Flux better than Stable Diffusion

0xbadc0de5 · 2024-08-17T09:28:49.000000Z

Not just a little better, a lot better.

iirc, a lot of the devs who left Stable Diffusion went on to found/join Black Forest Labs.

bbor · 2024-08-17T00:03:31.000000Z

I was sure that this was self-promo, but after scrolling thru some of OP’s history it looks like good faith to me. I’m kinda burned tho — whoever runs this site has been engaging in “”organic marketing”” on Reddit’s /r/AiArt, which makes me sad.

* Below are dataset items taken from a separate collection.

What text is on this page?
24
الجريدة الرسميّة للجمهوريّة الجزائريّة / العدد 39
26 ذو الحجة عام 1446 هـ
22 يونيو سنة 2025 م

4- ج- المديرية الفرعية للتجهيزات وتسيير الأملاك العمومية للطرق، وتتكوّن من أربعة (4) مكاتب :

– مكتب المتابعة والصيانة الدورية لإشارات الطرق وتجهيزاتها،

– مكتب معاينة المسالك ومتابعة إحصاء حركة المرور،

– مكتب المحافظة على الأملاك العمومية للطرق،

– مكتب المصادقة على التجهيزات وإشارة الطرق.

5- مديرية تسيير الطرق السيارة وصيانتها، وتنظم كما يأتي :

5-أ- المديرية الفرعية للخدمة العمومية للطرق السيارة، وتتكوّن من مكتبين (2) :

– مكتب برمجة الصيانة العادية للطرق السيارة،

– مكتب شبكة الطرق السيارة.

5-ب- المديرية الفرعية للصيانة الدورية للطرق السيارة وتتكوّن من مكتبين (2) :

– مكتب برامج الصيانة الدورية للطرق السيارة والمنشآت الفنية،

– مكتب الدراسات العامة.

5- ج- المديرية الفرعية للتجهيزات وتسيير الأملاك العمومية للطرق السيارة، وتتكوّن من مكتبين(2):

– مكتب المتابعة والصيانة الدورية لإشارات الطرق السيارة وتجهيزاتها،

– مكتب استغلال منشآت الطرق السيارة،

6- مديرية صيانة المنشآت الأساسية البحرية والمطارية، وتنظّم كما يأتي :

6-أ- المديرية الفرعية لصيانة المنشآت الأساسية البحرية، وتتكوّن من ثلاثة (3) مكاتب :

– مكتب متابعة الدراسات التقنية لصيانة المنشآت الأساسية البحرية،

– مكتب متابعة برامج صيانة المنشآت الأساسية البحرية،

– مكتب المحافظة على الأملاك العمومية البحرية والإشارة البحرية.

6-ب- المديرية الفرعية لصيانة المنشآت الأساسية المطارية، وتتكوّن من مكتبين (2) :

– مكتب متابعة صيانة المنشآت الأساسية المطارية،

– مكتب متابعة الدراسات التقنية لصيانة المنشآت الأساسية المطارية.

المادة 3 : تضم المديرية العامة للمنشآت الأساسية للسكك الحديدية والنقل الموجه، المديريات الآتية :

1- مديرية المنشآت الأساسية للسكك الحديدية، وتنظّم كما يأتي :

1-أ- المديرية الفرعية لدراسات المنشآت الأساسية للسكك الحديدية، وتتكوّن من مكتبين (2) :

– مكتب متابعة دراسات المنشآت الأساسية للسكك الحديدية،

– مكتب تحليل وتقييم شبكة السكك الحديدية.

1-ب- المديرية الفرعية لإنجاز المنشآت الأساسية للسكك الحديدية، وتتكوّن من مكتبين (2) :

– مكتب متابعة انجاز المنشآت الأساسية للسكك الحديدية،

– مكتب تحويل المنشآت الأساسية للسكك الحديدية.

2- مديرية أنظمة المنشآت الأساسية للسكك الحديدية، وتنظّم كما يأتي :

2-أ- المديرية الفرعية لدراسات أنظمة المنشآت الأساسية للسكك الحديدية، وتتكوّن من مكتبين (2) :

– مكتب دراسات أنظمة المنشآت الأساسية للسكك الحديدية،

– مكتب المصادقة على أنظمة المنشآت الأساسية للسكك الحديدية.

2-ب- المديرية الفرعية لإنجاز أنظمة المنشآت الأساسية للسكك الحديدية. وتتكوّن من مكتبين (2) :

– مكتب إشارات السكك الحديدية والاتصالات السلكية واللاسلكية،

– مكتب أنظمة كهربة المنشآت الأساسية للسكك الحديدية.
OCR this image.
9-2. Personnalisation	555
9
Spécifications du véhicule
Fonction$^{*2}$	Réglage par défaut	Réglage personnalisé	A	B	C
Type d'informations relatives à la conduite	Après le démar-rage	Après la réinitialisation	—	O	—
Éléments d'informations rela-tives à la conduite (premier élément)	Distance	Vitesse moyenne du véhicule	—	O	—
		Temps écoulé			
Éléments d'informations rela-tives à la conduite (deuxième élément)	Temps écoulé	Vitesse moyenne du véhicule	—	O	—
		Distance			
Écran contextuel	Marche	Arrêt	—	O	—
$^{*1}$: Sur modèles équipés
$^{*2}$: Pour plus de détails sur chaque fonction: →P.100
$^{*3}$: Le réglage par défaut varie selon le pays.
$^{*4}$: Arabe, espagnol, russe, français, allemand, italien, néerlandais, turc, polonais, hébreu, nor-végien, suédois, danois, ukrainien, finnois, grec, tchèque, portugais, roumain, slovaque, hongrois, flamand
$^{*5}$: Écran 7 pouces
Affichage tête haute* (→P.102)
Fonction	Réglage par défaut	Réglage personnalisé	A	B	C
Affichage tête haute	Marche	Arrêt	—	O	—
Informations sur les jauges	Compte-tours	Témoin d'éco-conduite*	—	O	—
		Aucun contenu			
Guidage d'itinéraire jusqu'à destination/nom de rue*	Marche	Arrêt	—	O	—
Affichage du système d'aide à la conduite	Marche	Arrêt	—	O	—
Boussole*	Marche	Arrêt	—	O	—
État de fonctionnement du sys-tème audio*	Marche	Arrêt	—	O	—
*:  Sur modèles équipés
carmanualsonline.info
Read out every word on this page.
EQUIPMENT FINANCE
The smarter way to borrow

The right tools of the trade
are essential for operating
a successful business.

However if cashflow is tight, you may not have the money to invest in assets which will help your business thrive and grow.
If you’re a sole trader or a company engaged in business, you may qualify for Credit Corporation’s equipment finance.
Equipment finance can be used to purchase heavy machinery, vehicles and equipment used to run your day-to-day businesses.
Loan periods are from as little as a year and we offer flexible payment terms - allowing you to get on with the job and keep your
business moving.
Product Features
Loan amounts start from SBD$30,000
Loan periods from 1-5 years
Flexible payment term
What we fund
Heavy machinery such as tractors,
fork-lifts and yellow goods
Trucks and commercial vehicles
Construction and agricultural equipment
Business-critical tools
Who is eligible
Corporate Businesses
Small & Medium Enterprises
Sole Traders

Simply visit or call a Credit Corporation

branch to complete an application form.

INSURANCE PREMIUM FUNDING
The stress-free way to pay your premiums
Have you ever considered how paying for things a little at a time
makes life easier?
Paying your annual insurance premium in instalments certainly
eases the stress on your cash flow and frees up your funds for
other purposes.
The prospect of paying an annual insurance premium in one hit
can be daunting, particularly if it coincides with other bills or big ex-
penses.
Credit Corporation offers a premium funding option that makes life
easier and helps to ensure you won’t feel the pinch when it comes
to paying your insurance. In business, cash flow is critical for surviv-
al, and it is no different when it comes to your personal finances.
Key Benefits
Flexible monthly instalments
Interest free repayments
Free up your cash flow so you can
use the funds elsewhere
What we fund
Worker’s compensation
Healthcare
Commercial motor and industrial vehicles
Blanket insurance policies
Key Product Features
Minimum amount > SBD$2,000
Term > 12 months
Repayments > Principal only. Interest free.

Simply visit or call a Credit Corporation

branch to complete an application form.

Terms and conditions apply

FWIW I haven’t tried it for that reason alone. Curious to hear from people plugged into leaderboard competitions — how does this rank objectively? I feel like image models are super hard to evaluate though, to be fair. All I can find is instructions, but no centralized results

Eg https://huggingface.co/docs/diffusers/en/conceptual/evaluati...

cpldcpu · 2024-08-17T14:01:46.000000Z

>whoever runs this site has been engaging in

You are suggesting that BFL is using "organic marketing" to push their product??

It may be worth mentioning that the BFL team actually consists of the people who invented Latent Diffusion (At CompViS, a university lab), then developed Stable Diffusion at Stability.ai and now they are pushing the state-of-the-art with Flux.1.

The attention is well deserved and Flux.1 is definitely the top model right now.

edit: had a look at r/AiArt. This seems to be a place where people post their "Bing Image Creator" output. Maybe that's not where the enthusiasts are. Try r/StableDiffusion

somethingsome · 2024-08-17T09:00:24.000000Z

Hum, I actually submitted it so I can keep track of it (saved in my submitted record on HN) , it seemed promising, I hope to run some tests soon.

Didn't saw the organic marketing, I'll check better next time ;)

I just discovered it from https://youtu.be/stOiAuyVnyQ?si=eOVVVcUxJMClYZFa

somethingsome · 2024-08-17T09:22:03.000000Z

On another note, after posting, I went to the main website and they display several user examples. They promise 'text' in images but everything I saw failed miserably, so I guess we are not there yet.

For the metric to evaluate this kind of network, to me it's impossible to define it, or at least correctly, it's too subjective, if you put a metric on it, it will influence the results and therefore limit the images you can create. (not even speaking about the kind of images we want it to create)

So maybe the best we can have is a very generic metric for training, and finetuning it to some style afterward depending on your usage.

So I don't really trust 'objective ranking', but we could take all those networks, fine tune them on some well defined style and evaluate them with ground truth images when we ask to make the original piece, it would at least be some kind of proxy on the finetuning-ability of the network.

I'm skipping a lot of details such as: how to generate the prompt corresponding to the desired output, but without thinking too much about it, it could be like finding some fix-point function, and there, we can create a metric. (but this fixed function would depend on the model, and probably we can't use it to evaluate other models, and having a fixed function for all models would not compare fairly)

Note: thinking out loud